Il direttore nominato della Caritas Ambrosiana, entrerà in carica il 1 aprile, è il primo laico dopo sei preti a ricoprire questo incarico. Una nomina nel segno della continuità

di Antonietta Nembri

Continuità. Sembra questa la parola d’ordine di Luciano Gualzetti, neo nominato direttore della Caritas Ambrosiana. Il primo laico nella storia della realtà milanese. E forse il suo non essere un sacerdote, dopo ben sei preti alla direzione, è l’unica versa discontinuità nella nomina conferita al 55enne lecchese dal cardinale Angelo Scola (qui la news).

Gualzetti (a sinistra nella foto) del resto è stato responsabile della Caritas decanale e poi di quella della zona pastorale di Lecco e dal 1997 è vicedirettore di Caritas Ambrosiana «sono entrato in Caritas quando c’era monsignor Bazzarri (attuale presidente di Fondazione don Gnocchi e direttore Caritas dal 1984 al 93, ndr.)» ricorda. Una militanza pluriennale nell’organismo pastorale della diocesi di Milano dunque. E un impegno che lo ha visto in questi ultimi anni ricoprire diversi

incarichi (presidente di Fondazione San Carlo, specializzata in progetti di housing sociale e formazione professionale, presidente di Fondazione San Bernardino promossa dalla Conferenza episcopale lombarda per prevenire l’usura, e dal 2009 segretario generale del Fondo Famiglia Lavoro della diocesi).

«Si proseguirà nelle attività che Caritas Ambrosiana sta portando avanti: l’attenzione alle persone in difficoltà, le emergenza oggi sono soprattutto l’afflusso di profughi, la disoccupazione, la precarietà. Tutti ambiti in cui cerchiamo di dare risposte tempestive» dice Gualzetti a poche ore dalla nomina (entrerà in carica effettivamente il 1 aprile). Ma c’è un secondo filone di attenzione che «spesso passa in secondo piano, ma è importantissimo ed è il lavoro culturale, la necessità di cambiare la mentalità. Come Caritas cerchiamo di incidere sugli stili di vita, cambiare i registri della percezione».

Due dunque i filoni di attenzione uno concreto di intervento e l’altro culturale. «La sfida è quella di non dare per scontata una mentalità evangelica anche tra chi frequenta le parrocchie», perché sembra voler dire non basta dare un pacco alimentare occorre andare oltre.

Il suo essere il primo laico a dirigere Caritas Ambrosiana non lo vive come una straordinarietà: «In Caritas la stima per i laici è sempre stata alta» osserva, ma ammette che per lui si tratta «di una grossa responsabilità» avendo come predecessori sei sacerdoti.
La Caritas è «un luogo che favorisce l’attenzione ai laici e del restopossono portare un contribuito originale, soprattutto in fatto di competenze ed è per tutti i laici un luogo in cui giocare una responsabilità».

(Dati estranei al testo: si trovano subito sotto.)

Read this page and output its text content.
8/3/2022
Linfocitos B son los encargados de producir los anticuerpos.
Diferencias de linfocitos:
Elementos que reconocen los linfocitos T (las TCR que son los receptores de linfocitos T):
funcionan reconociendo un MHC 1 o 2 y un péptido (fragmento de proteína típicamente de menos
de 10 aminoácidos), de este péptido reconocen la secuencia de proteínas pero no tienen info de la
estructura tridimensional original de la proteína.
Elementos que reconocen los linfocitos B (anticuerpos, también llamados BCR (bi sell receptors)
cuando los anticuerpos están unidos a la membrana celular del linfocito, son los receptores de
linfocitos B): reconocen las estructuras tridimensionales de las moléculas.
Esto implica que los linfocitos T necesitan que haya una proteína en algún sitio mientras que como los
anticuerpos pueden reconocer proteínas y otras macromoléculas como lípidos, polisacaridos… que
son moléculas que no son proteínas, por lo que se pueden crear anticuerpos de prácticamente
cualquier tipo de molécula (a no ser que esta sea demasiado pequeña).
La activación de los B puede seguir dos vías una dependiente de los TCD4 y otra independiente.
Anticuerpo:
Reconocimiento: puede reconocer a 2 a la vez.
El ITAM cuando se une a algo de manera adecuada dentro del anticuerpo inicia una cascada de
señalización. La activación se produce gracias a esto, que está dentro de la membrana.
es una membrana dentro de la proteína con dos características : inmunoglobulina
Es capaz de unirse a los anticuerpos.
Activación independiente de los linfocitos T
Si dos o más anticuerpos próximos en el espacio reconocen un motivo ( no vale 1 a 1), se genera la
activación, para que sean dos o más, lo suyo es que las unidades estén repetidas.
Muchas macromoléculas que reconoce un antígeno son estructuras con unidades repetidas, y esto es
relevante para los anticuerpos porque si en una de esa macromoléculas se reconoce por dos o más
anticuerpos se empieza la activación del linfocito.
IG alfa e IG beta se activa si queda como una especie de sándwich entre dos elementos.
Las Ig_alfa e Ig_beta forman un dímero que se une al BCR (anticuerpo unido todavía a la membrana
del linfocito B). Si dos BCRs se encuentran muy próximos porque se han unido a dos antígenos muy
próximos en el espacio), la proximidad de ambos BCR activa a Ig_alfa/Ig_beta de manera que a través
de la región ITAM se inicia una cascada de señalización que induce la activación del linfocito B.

Tra le emergenze vi è sicuramente quella della casa «è un tema complesso» ammette e ricorda che la Fondazione San Carlo ha 150 appartamenti «a fronte di 10mila persone che vivono questo problema. Noi e il Terzo settore però non possiamo affrontare questa emergenza in termini strutturali, servono politiche e azioni di lungo periodo. Ed è qui che si gioca anche il nostro impegno culturale. Su casa, lavoro, precarietà per arrivare a un vero cambiamento occorre incidere nella mentalità, per avere ricadute sui decisori politici, sulle imprese, sulle banche. Serve un’azione pedagogica verso il primo e il secondo settore per poter incidere a livello culturale e poter rispondere alle sfide che sono in continua mutazione».